大阪ダブル選挙で当選確実となり、記者会見する地域政党「大阪維新の会」の松井一郎氏(左端)と吉村洋文(同2人目)(写真:時事通信)

「亥年選挙」の初戦となった統一地方選前半戦の11道府県知事選、6政令市長選などが7日、投開票された。

最大の焦点だった大阪府知事・市長ダブル選は、大阪都構想実現を目指して立場を入れ替えて立候補した吉村洋文前同市長(43)と松井一郎前大阪府知事(55)の大阪維新コンビが、自民党を軸とする「維新包囲網」を突破して圧勝した。

一方、自民実力者も絡む激しい保守分裂選挙となった福岡県知事選では、現職の小川洋知事(69)が、麻生太郎副総理兼財務相の意向を踏まえて自民党本部が推薦した新人候補を圧倒的大差で退けて3選を果たした。今回の知事選で唯一の与野党対決として注目された北海道知事選は、与党が推薦した新人の鈴木直道前夕張市長(38)が、同じ新人で野党統一候補となった石川知裕元衆院議員(45)に大差をつけて初当選した。

野党は参院選の態勢を立て直し

与野党が「反維新」で結集した大阪と、地元の「反麻生連合」が結成された福岡に、安倍晋三首相の政権運営とも絡んで永田町の関心が集中したが、大阪では維新が勝利、福岡では麻生氏の落胆ぶりが際立った。

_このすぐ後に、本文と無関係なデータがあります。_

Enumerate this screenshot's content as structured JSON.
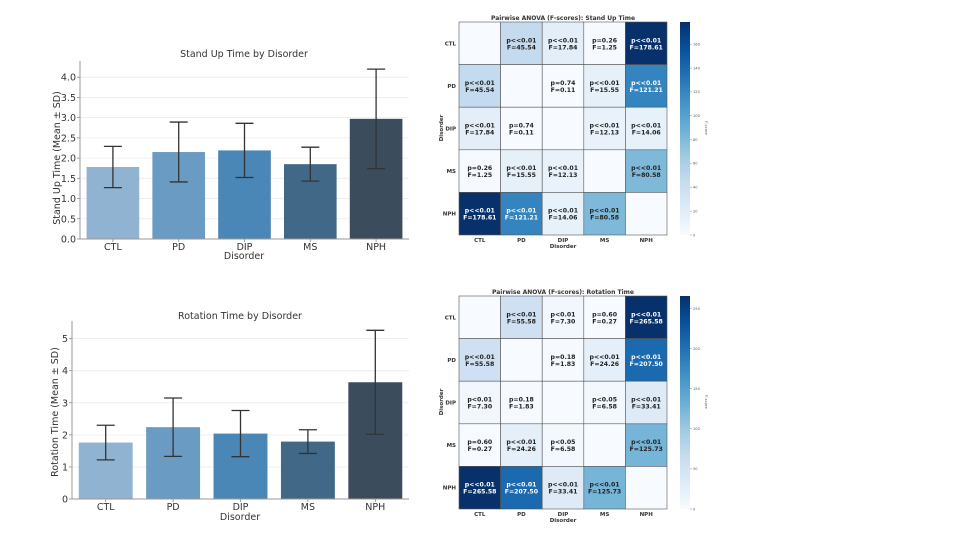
{
  "chart_data": [
    {
      "id": "standup-bar",
      "type": "bar",
      "title": "Stand Up Time by Disorder",
      "xlabel": "Disorder",
      "ylabel": "Stand Up Time (Mean ± SD)",
      "categories": [
        "CTL",
        "PD",
        "DIP",
        "MS",
        "NPH"
      ],
      "values": [
        1.78,
        2.15,
        2.19,
        1.85,
        2.97
      ],
      "errors": [
        0.51,
        0.74,
        0.67,
        0.42,
        1.23
      ],
      "colors": [
        "#8fb3d0",
        "#6a9cc3",
        "#4a86b6",
        "#416886",
        "#3b4d5c"
      ],
      "yticks": [
        "0.0",
        "0.5",
        "1.0",
        "1.5",
        "2.0",
        "2.5",
        "3.0",
        "3.5",
        "4.0"
      ],
      "ytick_values": [
        0,
        0.5,
        1.0,
        1.5,
        2.0,
        2.5,
        3.0,
        3.5,
        4.0
      ],
      "ylim": [
        0,
        4.4
      ],
      "grid": true
    },
    {
      "id": "rotation-bar",
      "type": "bar",
      "title": "Rotation Time by Disorder",
      "xlabel": "Disorder",
      "ylabel": "Rotation Time (Mean ± SD)",
      "categories": [
        "CTL",
        "PD",
        "DIP",
        "MS",
        "NPH"
      ],
      "values": [
        1.76,
        2.24,
        2.04,
        1.79,
        3.64
      ],
      "errors": [
        0.54,
        0.91,
        0.72,
        0.37,
        1.62
      ],
      "colors": [
        "#8fb3d0",
        "#6a9cc3",
        "#4a86b6",
        "#416886",
        "#3b4d5c"
      ],
      "yticks": [
        "0",
        "1",
        "2",
        "3",
        "4",
        "5"
      ],
      "ytick_values": [
        0,
        1,
        2,
        3,
        4,
        5
      ],
      "ylim": [
        0,
        5.55
      ],
      "grid": true
    },
    {
      "id": "standup-heatmap",
      "type": "heatmap",
      "title": "Pairwise ANOVA (F-scores): Stand Up Time",
      "xlabel": "Disorder",
      "ylabel": "Disorder",
      "categories": [
        "CTL",
        "PD",
        "DIP",
        "MS",
        "NPH"
      ],
      "colorbar_label": "F-score",
      "colorbar_ticks": [
        0,
        20,
        40,
        60,
        80,
        100,
        120,
        140,
        160
      ],
      "vmax": 178.61,
      "f_values": [
        [
          null,
          45.54,
          17.84,
          1.25,
          178.61
        ],
        [
          45.54,
          null,
          0.11,
          15.55,
          121.21
        ],
        [
          17.84,
          0.11,
          null,
          12.13,
          14.06
        ],
        [
          1.25,
          15.55,
          12.13,
          null,
          80.58
        ],
        [
          178.61,
          121.21,
          14.06,
          80.58,
          null
        ]
      ],
      "p_labels": [
        [
          null,
          "p<<0.01",
          "p<<0.01",
          "p=0.26",
          "p<<0.01"
        ],
        [
          "p<<0.01",
          null,
          "p=0.74",
          "p<<0.01",
          "p<<0.01"
        ],
        [
          "p<<0.01",
          "p=0.74",
          null,
          "p<<0.01",
          "p<<0.01"
        ],
        [
          "p=0.26",
          "p<<0.01",
          "p<<0.01",
          null,
          "p<<0.01"
        ],
        [
          "p<<0.01",
          "p<<0.01",
          "p<<0.01",
          "p<<0.01",
          null
        ]
      ],
      "f_labels": [
        [
          null,
          "F=45.54",
          "F=17.84",
          "F=1.25",
          "F=178.61"
        ],
        [
          "F=45.54",
          null,
          "F=0.11",
          "F=15.55",
          "F=121.21"
        ],
        [
          "F=17.84",
          "F=0.11",
          null,
          "F=12.13",
          "F=14.06"
        ],
        [
          "F=1.25",
          "F=15.55",
          "F=12.13",
          null,
          "F=80.58"
        ],
        [
          "F=178.61",
          "F=121.21",
          "F=14.06",
          "F=80.58",
          null
        ]
      ]
    },
    {
      "id": "rotation-heatmap",
      "type": "heatmap",
      "title": "Pairwise ANOVA (F-scores): Rotation Time",
      "xlabel": "Disorder",
      "ylabel": "Disorder",
      "categories": [
        "CTL",
        "PD",
        "DIP",
        "MS",
        "NPH"
      ],
      "colorbar_label": "F-score",
      "colorbar_ticks": [
        0,
        50,
        100,
        150,
        200,
        250
      ],
      "vmax": 265.58,
      "f_values": [
        [
          null,
          55.58,
          7.3,
          0.27,
          265.58
        ],
        [
          55.58,
          null,
          1.83,
          24.26,
          207.5
        ],
        [
          7.3,
          1.83,
          null,
          6.58,
          33.41
        ],
        [
          0.27,
          24.26,
          6.58,
          null,
          125.73
        ],
        [
          265.58,
          207.5,
          33.41,
          125.73,
          null
        ]
      ],
      "p_labels": [
        [
          null,
          "p<<0.01",
          "p<0.01",
          "p=0.60",
          "p<<0.01"
        ],
        [
          "p<<0.01",
          null,
          "p=0.18",
          "p<<0.01",
          "p<<0.01"
        ],
        [
          "p<0.01",
          "p=0.18",
          null,
          "p<0.05",
          "p<<0.01"
        ],
        [
          "p=0.60",
          "p<<0.01",
          "p<0.05",
          null,
          "p<<0.01"
        ],
        [
          "p<<0.01",
          "p<<0.01",
          "p<<0.01",
          "p<<0.01",
          null
        ]
      ],
      "f_labels": [
        [
          null,
          "F=55.58",
          "F=7.30",
          "F=0.27",
          "F=265.58"
        ],
        [
          "F=55.58",
          null,
          "F=1.83",
          "F=24.26",
          "F=207.50"
        ],
        [
          "F=7.30",
          "F=1.83",
          null,
          "F=6.58",
          "F=33.41"
        ],
        [
          "F=0.27",
          "F=24.26",
          "F=6.58",
          null,
          "F=125.73"
        ],
        [
          "F=265.58",
          "F=207.50",
          "F=33.41",
          "F=125.73",
          null
        ]
      ]
    }
  ]
}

首相や自民党首脳にとってどちらも苦い結果だが、維新との太いパイプを維持する首相官邸や、候補擁立での麻生氏のごり押しに不満を隠さなかった自民党本部は、「ある程度予想されたこと」(選対幹部)と冷静に受け止めている。投開票直前に事実上更迭された塚田一郎・前国土交通副大臣の「忖度(そんたく)発言」の影響が軽微だったこともあって、安堵の表情を浮かべている。一方、唯一の与野党対決で敗れ、選挙戦全般でも存在感が希薄だった主要野党の意気は上がらず、野党共闘の困難さも浮き彫りになったことで、参院選に向けての態勢立て直しを迫られている。

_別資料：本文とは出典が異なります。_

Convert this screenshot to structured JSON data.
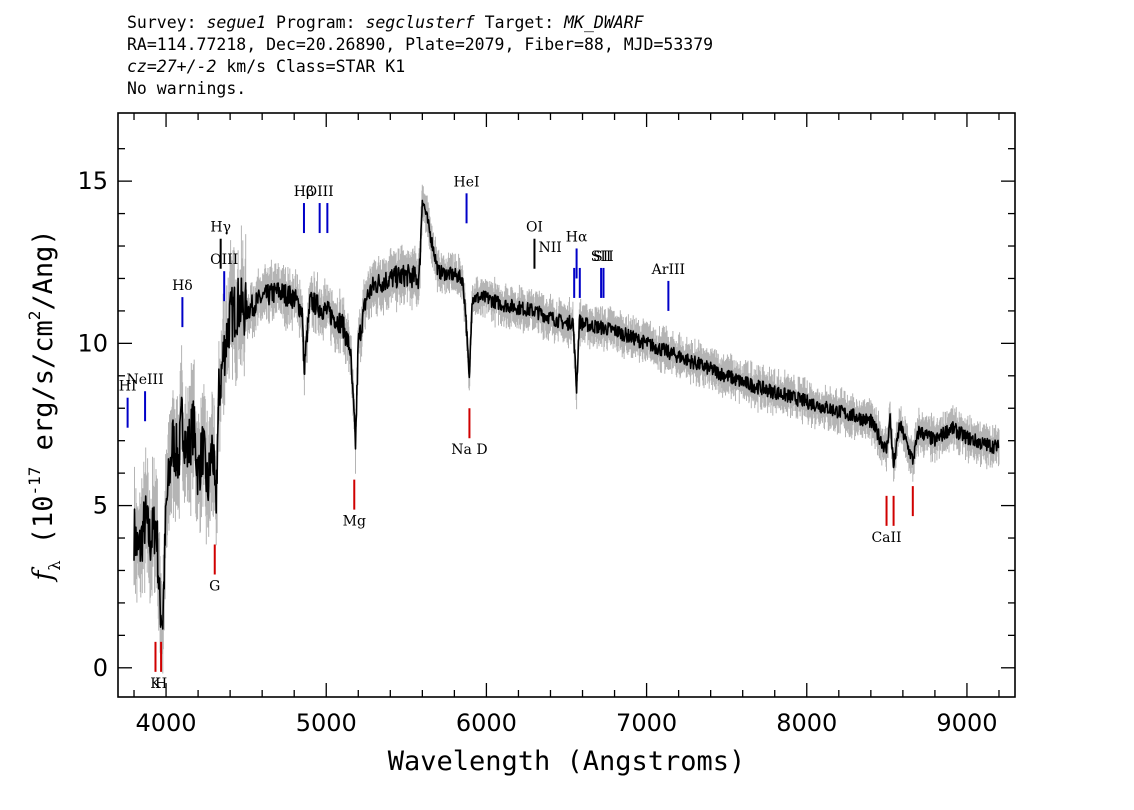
{
  "header": {
    "line1": {
      "survey_label": "Survey: ",
      "survey": "segue1",
      "program_label": " Program: ",
      "program": "segclusterf",
      "target_label": " Target: ",
      "target": "MK_DWARF"
    },
    "line2": "RA=114.77218, Dec=20.26890, Plate=2079, Fiber=88, MJD=53379",
    "line3": {
      "cz": "cz=27+/-2",
      "rest": " km/s Class=STAR K1"
    },
    "line4": "No warnings."
  },
  "chart_data": {
    "type": "line",
    "xlabel": "Wavelength (Angstroms)",
    "ylabel": "f_λ (10^-17 erg/s/cm^2/Ang)",
    "xlim": [
      3700,
      9300
    ],
    "ylim": [
      -0.9,
      17.1
    ],
    "x_ticks": [
      4000,
      5000,
      6000,
      7000,
      8000,
      9000
    ],
    "y_ticks": [
      0,
      5,
      10,
      15
    ],
    "series": [
      {
        "style": "black-flux-with-gray-error",
        "x": [
          3800,
          3830,
          3870,
          3900,
          3940,
          3960,
          3980,
          4000,
          4040,
          4080,
          4100,
          4130,
          4170,
          4200,
          4230,
          4260,
          4290,
          4310,
          4330,
          4360,
          4400,
          4450,
          4500,
          4600,
          4700,
          4800,
          4850,
          4861,
          4900,
          5000,
          5100,
          5150,
          5170,
          5183,
          5200,
          5250,
          5300,
          5400,
          5500,
          5580,
          5600,
          5700,
          5800,
          5850,
          5870,
          5893,
          5910,
          6000,
          6100,
          6200,
          6300,
          6400,
          6500,
          6540,
          6563,
          6580,
          6600,
          6700,
          6800,
          7000,
          7200,
          7400,
          7600,
          7800,
          8000,
          8200,
          8400,
          8498,
          8520,
          8542,
          8580,
          8662,
          8700,
          8800,
          8900,
          9000,
          9100,
          9200
        ],
        "y": [
          4.2,
          3.5,
          4.6,
          3.9,
          4.5,
          2.0,
          1.5,
          4.8,
          7.0,
          6.4,
          7.8,
          6.6,
          7.5,
          6.0,
          6.8,
          5.5,
          6.9,
          4.8,
          8.4,
          9.7,
          10.8,
          11.2,
          11.0,
          11.4,
          11.6,
          11.4,
          11.0,
          9.2,
          11.3,
          11.0,
          10.6,
          9.8,
          8.0,
          6.9,
          10.0,
          11.4,
          11.8,
          12.0,
          12.1,
          12.0,
          14.5,
          12.2,
          12.1,
          12.0,
          11.0,
          8.8,
          11.4,
          11.4,
          11.2,
          11.1,
          11.0,
          10.8,
          10.6,
          10.7,
          8.6,
          10.7,
          10.6,
          10.5,
          10.4,
          10.0,
          9.6,
          9.2,
          8.8,
          8.5,
          8.2,
          7.9,
          7.6,
          6.7,
          7.7,
          6.2,
          7.5,
          6.4,
          7.3,
          7.0,
          7.4,
          7.1,
          6.9,
          6.8
        ]
      }
    ],
    "lines": [
      {
        "label": "HI",
        "wave": 3760,
        "y": 7.4,
        "color": "#0000c8",
        "labelpos": "above"
      },
      {
        "label": "NeIII",
        "wave": 3869,
        "y": 7.6,
        "color": "#0000c8",
        "labelpos": "above"
      },
      {
        "label": "Hδ",
        "wave": 4102,
        "y": 10.5,
        "color": "#0000c8",
        "labelpos": "above"
      },
      {
        "label": "Hγ",
        "wave": 4341,
        "y": 12.3,
        "color": "#000000",
        "labelpos": "above"
      },
      {
        "label": "OIII",
        "wave": 4363,
        "y": 11.3,
        "color": "#0000c8",
        "labelpos": "above"
      },
      {
        "label": "Hβ",
        "wave": 4861,
        "y": 13.4,
        "color": "#0000c8",
        "labelpos": "above"
      },
      {
        "label": "OIII",
        "wave": 4959,
        "y": 13.4,
        "color": "#0000c8",
        "labelpos": "above"
      },
      {
        "label": "OIII",
        "wave": 5007,
        "y": 13.4,
        "color": "#0000c8",
        "labelpos": "none"
      },
      {
        "label": "HeI",
        "wave": 5876,
        "y": 13.7,
        "color": "#0000c8",
        "labelpos": "above"
      },
      {
        "label": "OI",
        "wave": 6300,
        "y": 12.3,
        "color": "#000000",
        "labelpos": "above"
      },
      {
        "label": "NII",
        "wave": 6548,
        "y": 11.4,
        "color": "#0000c8",
        "labelpos": "above-left"
      },
      {
        "label": "Hα",
        "wave": 6563,
        "y": 12.0,
        "color": "#0000c8",
        "labelpos": "above"
      },
      {
        "label": "NII",
        "wave": 6583,
        "y": 11.4,
        "color": "#0000c8",
        "labelpos": "none"
      },
      {
        "label": "SII",
        "wave": 6716,
        "y": 11.4,
        "color": "#0000c8",
        "labelpos": "above"
      },
      {
        "label": "SII",
        "wave": 6731,
        "y": 11.4,
        "color": "#0000c8",
        "labelpos": "above"
      },
      {
        "label": "ArIII",
        "wave": 7136,
        "y": 11.0,
        "color": "#0000c8",
        "labelpos": "above"
      },
      {
        "label": "K",
        "wave": 3934,
        "y": 0.8,
        "color": "#d00000",
        "labelpos": "below"
      },
      {
        "label": "H",
        "wave": 3969,
        "y": 0.8,
        "color": "#d00000",
        "labelpos": "below"
      },
      {
        "label": "G",
        "wave": 4304,
        "y": 3.8,
        "color": "#d00000",
        "labelpos": "below"
      },
      {
        "label": "Mg",
        "wave": 5175,
        "y": 5.8,
        "color": "#d00000",
        "labelpos": "below"
      },
      {
        "label": "Na D",
        "wave": 5894,
        "y": 8.0,
        "color": "#d00000",
        "labelpos": "below"
      },
      {
        "label": "CaII",
        "wave": 8498,
        "y": 5.3,
        "color": "#d00000",
        "labelpos": "below"
      },
      {
        "label": "CaII",
        "wave": 8542,
        "y": 5.3,
        "color": "#d00000",
        "labelpos": "none"
      },
      {
        "label": "CaII",
        "wave": 8662,
        "y": 5.6,
        "color": "#d00000",
        "labelpos": "none"
      }
    ]
  }
}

大阪ダブル選で吉村、松井両氏が予想を超えて圧勝したことで、大阪での維新人気の根強さを見せつけた。同時に行われた府議選では維新が過半数を獲得、市議選でも過半数まで2議席と勢力を拡大した。「悲願の大阪都構想実現への展望も開けた」(維新幹部)ことは間違いない。主要野党も巻き込み、与党は維新降ろしをもくろんだが、維新側の「野合批判」と陣営内の足並みの乱れによる惨敗に意気消沈している。